Most of us spend too much time in a seated position, which, among other issues, can cause shortened and tight muscles in the front of the hips and thighs. Yoga back bend poses help to stretch the areas and balance the body, but before moving into a back bend, it is important to open up the front of the body first. This pose is a great way to lengthen the muscles in the front of your legs and torso in preparation for a back bend pose. It’s also simply a good one to do on its own after spending a while sitting down, and is also a good transition into full Reclining Hero Pose.
This pose stretches not only the quads and hip flexors, but also the feet, ankles, knees, abs, and chest. It can also help to relieve lower back pain and improve posture, and may also help to improve digestion. It is also a great pose to calm the mind and promote relaxation.
If you have tight quadriceps, you may place a yoga block or folded blanket under your pelvis to make the pose easier. You can also rest your back on a bolster or several pillows as shown here if you are not able lie back all the way to the floor without stress to the lower back, or without your knee lifting off the floor. You can also support yourself on your hands or your elbows. This is an intense stretch so be sure to warm up your thighs, ankles, and knees before dropping back into the pose. If you feel any pain in your knees, ease up and adjust your hips, sitting on a block if necessary.
Those with foot, ankle, knee, or back injuries, or who suffer from knee pain, should avoid this pose.
How to Do Half-Reclining Hero Pose:
- To enter the pose, begin by sitting on a yoga mat with the sit bones on the ground (or on a yoga block) between the heels.

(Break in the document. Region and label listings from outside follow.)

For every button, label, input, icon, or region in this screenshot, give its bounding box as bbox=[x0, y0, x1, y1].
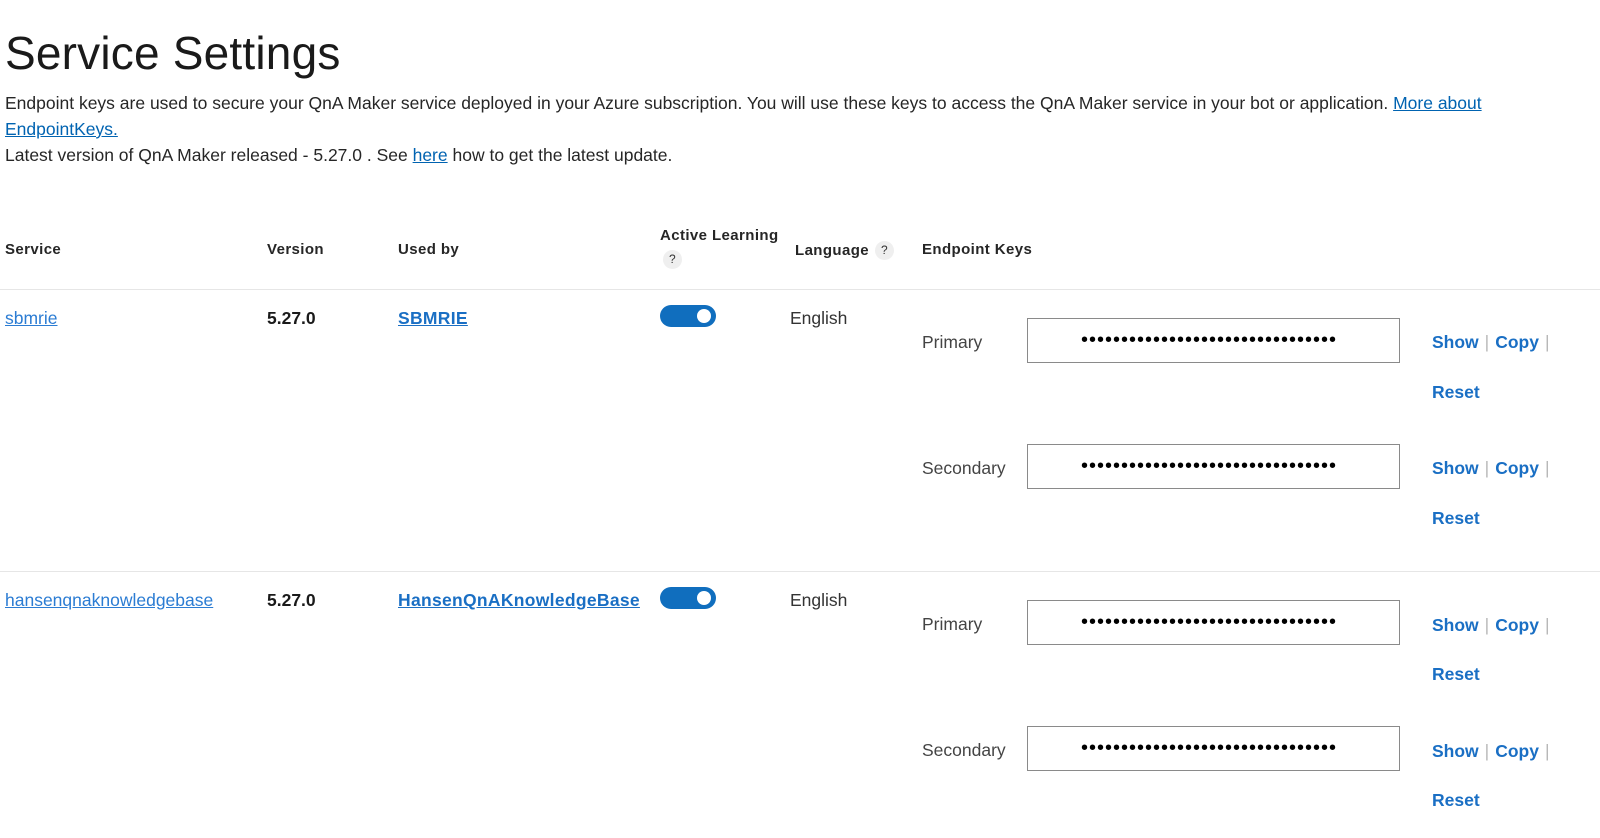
reset-primary-key-button[interactable]: Reset bbox=[1432, 382, 1480, 403]
secondary-key-actions: Show | Copy | bbox=[1432, 741, 1556, 762]
description-text: Endpoint keys are used to secure your Qn… bbox=[5, 93, 1394, 113]
toggle-knob bbox=[697, 309, 711, 323]
copy-secondary-key-button[interactable]: Copy bbox=[1495, 741, 1539, 761]
header-language: Language? bbox=[795, 241, 895, 260]
used-by-link[interactable]: SBMRIE bbox=[398, 308, 468, 329]
version-note-suffix: how to get the latest update. bbox=[447, 145, 673, 165]
copy-secondary-key-button[interactable]: Copy bbox=[1495, 458, 1539, 478]
version-value: 5.27.0 bbox=[267, 590, 316, 610]
secondary-key-label: Secondary bbox=[922, 458, 1006, 478]
reset-secondary-key-button[interactable]: Reset bbox=[1432, 790, 1480, 811]
version-value: 5.27.0 bbox=[267, 308, 316, 328]
show-secondary-key-button[interactable]: Show bbox=[1432, 458, 1479, 478]
header-active-learning: Active Learning ? bbox=[660, 227, 779, 269]
separator: | bbox=[1544, 741, 1550, 761]
primary-key-actions: Show | Copy | bbox=[1432, 615, 1556, 636]
header-active-learning-label: Active Learning bbox=[660, 227, 779, 244]
primary-key-label: Primary bbox=[922, 614, 983, 634]
primary-key-field[interactable] bbox=[1027, 318, 1400, 363]
separator: | bbox=[1484, 332, 1490, 352]
header-service: Service bbox=[5, 241, 62, 258]
version-note-prefix: Latest version of QnA Maker released - 5… bbox=[5, 145, 413, 165]
copy-primary-key-button[interactable]: Copy bbox=[1495, 332, 1539, 352]
show-secondary-key-button[interactable]: Show bbox=[1432, 741, 1479, 761]
separator: | bbox=[1484, 741, 1490, 761]
language-help-icon[interactable]: ? bbox=[875, 241, 895, 260]
page-description: Endpoint keys are used to secure your Qn… bbox=[5, 90, 1505, 168]
secondary-key-field[interactable] bbox=[1027, 726, 1400, 771]
active-learning-toggle[interactable] bbox=[660, 305, 716, 327]
show-primary-key-button[interactable]: Show bbox=[1432, 332, 1479, 352]
separator: | bbox=[1484, 458, 1490, 478]
show-primary-key-button[interactable]: Show bbox=[1432, 615, 1479, 635]
used-by-link[interactable]: HansenQnAKnowledgeBase bbox=[398, 590, 640, 611]
separator: | bbox=[1544, 332, 1550, 352]
active-learning-help-icon[interactable]: ? bbox=[663, 250, 682, 269]
row-divider bbox=[0, 571, 1600, 572]
primary-key-field[interactable] bbox=[1027, 600, 1400, 645]
page-title: Service Settings bbox=[5, 27, 341, 79]
secondary-key-actions: Show | Copy | bbox=[1432, 458, 1556, 479]
reset-secondary-key-button[interactable]: Reset bbox=[1432, 508, 1480, 529]
latest-update-here-link[interactable]: here bbox=[413, 145, 448, 165]
separator: | bbox=[1544, 458, 1550, 478]
service-link[interactable]: hansenqnaknowledgebase bbox=[5, 590, 213, 611]
toggle-knob bbox=[697, 591, 711, 605]
header-language-label: Language bbox=[795, 242, 870, 259]
secondary-key-field[interactable] bbox=[1027, 444, 1400, 489]
header-version: Version bbox=[267, 241, 324, 258]
header-used-by: Used by bbox=[398, 241, 460, 258]
secondary-key-label: Secondary bbox=[922, 740, 1006, 760]
reset-primary-key-button[interactable]: Reset bbox=[1432, 664, 1480, 685]
service-link[interactable]: sbmrie bbox=[5, 308, 58, 329]
header-divider bbox=[0, 289, 1600, 290]
header-endpoint-keys: Endpoint Keys bbox=[922, 241, 1033, 258]
separator: | bbox=[1544, 615, 1550, 635]
copy-primary-key-button[interactable]: Copy bbox=[1495, 615, 1539, 635]
primary-key-actions: Show | Copy | bbox=[1432, 332, 1556, 353]
primary-key-label: Primary bbox=[922, 332, 983, 352]
active-learning-toggle[interactable] bbox=[660, 587, 716, 609]
language-value: English bbox=[790, 590, 848, 610]
language-value: English bbox=[790, 308, 848, 328]
separator: | bbox=[1484, 615, 1490, 635]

- Lifting the hips, release the right leg and stretch it straight out onto the mat.
- Lowering the hips back to the ground (or the block), lean back bringing the forearms to the ground.
- Engage mula bandha (root lock) and, with awareness around the knees, mindfully lower the rest of the spine to the floor.
- Bring the arms to rest alongside the body, palms face up. (For a deeper back stretch, you may also stretch the arms above the head or hold the elbows as shown in the picture above.)
- Hold for a count of six to eight breaths then slowly come up and repeat with the opposite leg.